Ok, so holiday customers are less valuable than your average customer. But there sure are a lot of them! That should make up for it, right?

Well…maybe. The pundits are right: holiday is one of the most competitive shopping periods of the year. This means that paid media costs rise across the board starting in early November and typically reach their peak during the BFCM weekend itself.

To compensate for this, to stand out from competitors, and also because “it’s tradition”, brands and retailers will typically run some of their sharpest promotional offers of the year during this time.

You have two factors working to counter each other: higher average conversion rates due to deep promos plus consumer behavior vs higher media costs due to competition plus noise in the marketplace.

It’s up to you to determine how these factors weigh upon the scales of profitability in your unique situation. But analyzing Holiday through the lens of ROAS alone is a mistake.

The problem isn’t just that Holiday (usually) brings in sub-par customers at an elevated cost. The problem is that Holiday has come to dominate many brands’ time, energy and budgets at the expense of thinking more strategically about growth. 

Holiday strategy sessions start in September and post-mortems sometimes run through February. That’s almost six months of mental energy dedicated to a 5-6 week period that, in most cases, doesn’t drive half the year’s revenue.

Another fun quote: “where attention goes, energy flows”.

Businesses that get hyper-focued on Holiday often find themselves doing the bulk of the brand’s customer acquisition during this period. This dilutes the customer file over time–it becomes full of low-quality customers, making it harder for the brand to sell anything at full price.

Worst-case scenario is that the brand forgets how to do acquisition altogether outside of promo-driven tentpole events. The retail bankruptcy graveyard is full of such cases.

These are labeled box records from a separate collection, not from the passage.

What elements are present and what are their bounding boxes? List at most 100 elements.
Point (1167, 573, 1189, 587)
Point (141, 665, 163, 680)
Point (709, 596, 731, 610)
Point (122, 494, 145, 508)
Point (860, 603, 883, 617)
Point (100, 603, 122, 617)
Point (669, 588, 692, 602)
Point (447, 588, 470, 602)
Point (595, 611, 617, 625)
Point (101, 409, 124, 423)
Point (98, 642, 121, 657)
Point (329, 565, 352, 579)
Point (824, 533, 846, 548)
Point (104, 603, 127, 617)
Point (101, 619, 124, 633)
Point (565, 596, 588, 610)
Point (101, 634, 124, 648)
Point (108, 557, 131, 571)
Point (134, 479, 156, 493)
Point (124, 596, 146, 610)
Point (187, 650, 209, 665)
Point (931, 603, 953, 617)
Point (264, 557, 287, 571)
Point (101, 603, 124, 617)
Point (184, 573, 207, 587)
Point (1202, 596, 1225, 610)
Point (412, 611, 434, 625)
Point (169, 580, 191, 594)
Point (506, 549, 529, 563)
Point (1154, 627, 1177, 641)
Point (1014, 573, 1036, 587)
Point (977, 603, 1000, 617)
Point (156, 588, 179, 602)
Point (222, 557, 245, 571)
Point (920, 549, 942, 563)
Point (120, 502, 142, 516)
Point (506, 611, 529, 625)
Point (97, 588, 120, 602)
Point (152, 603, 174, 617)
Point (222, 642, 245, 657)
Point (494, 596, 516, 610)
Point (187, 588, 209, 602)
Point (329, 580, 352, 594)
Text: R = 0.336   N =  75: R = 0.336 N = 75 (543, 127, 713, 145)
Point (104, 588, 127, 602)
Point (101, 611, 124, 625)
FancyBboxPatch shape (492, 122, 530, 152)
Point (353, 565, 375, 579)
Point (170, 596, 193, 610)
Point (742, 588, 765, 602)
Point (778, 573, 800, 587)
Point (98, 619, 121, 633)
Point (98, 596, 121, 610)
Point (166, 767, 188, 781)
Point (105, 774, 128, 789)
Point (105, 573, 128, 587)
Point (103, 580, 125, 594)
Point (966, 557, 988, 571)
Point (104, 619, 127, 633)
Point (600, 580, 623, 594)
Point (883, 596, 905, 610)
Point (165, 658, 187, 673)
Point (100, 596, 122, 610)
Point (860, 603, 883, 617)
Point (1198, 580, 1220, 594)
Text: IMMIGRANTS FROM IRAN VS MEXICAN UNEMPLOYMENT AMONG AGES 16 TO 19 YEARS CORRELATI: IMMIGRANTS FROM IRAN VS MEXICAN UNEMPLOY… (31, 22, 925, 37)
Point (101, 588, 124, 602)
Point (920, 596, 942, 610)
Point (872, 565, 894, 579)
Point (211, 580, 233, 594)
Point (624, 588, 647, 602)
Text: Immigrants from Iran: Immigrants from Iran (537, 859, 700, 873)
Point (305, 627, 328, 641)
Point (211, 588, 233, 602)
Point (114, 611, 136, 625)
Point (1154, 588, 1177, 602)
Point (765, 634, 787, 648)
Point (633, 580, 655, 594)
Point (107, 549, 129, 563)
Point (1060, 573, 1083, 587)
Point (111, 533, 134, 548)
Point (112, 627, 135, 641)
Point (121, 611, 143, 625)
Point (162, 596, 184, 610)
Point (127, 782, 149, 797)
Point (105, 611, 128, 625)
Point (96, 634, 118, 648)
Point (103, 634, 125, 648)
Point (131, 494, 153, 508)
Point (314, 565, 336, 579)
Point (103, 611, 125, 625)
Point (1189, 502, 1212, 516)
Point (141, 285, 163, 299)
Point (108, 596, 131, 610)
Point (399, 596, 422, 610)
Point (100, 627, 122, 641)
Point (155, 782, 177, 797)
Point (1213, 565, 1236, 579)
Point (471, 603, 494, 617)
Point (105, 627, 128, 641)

So, What Should I Do Instead?

I’m not telling you to ignore the holiday shopping season or make any rash decisions. But I am telling you to think critically about the role Holiday plays in your business. Here are some steps you can take to “stop the insanity”:

  1. Determine how valuable holiday customers are for you compared to customers acquired during other periods during the year. Use the 6 month LTV analysis described earlier in the post.
  2. Do an audit of how much time your organization invests in holiday. What percent of your annual media budget do you spend during the period? How much time do you, your team members and your partners invest in holiday planning?
  3. Get real about gifting–is your brand or product something that makes sense as a gifting item (be honest)? This will reduce friction and put a little more weight in the “go all out for holiday” column.

Based on these steps, determine if you’re over-invested in holiday–both financially and emotionally. If so, start thinking of ways to simplify your holiday 2021 plans. 

Can you shift some of the planned growth into other periods during the year?  Can you order less inventory and run less aggressive promotions? Can you think of a creative marketing angle that doesn’t involve promotions, like REI shutting down their site for Black Friday?

Your long term goal should be diversifying your revenue and customer acquisition across the year, and ideally building your own tentpole selling event during a less competitive period. This is what Amazon did with Prime Day. 

Breaking the addiction to BFCM is difficult but doable, and worth it.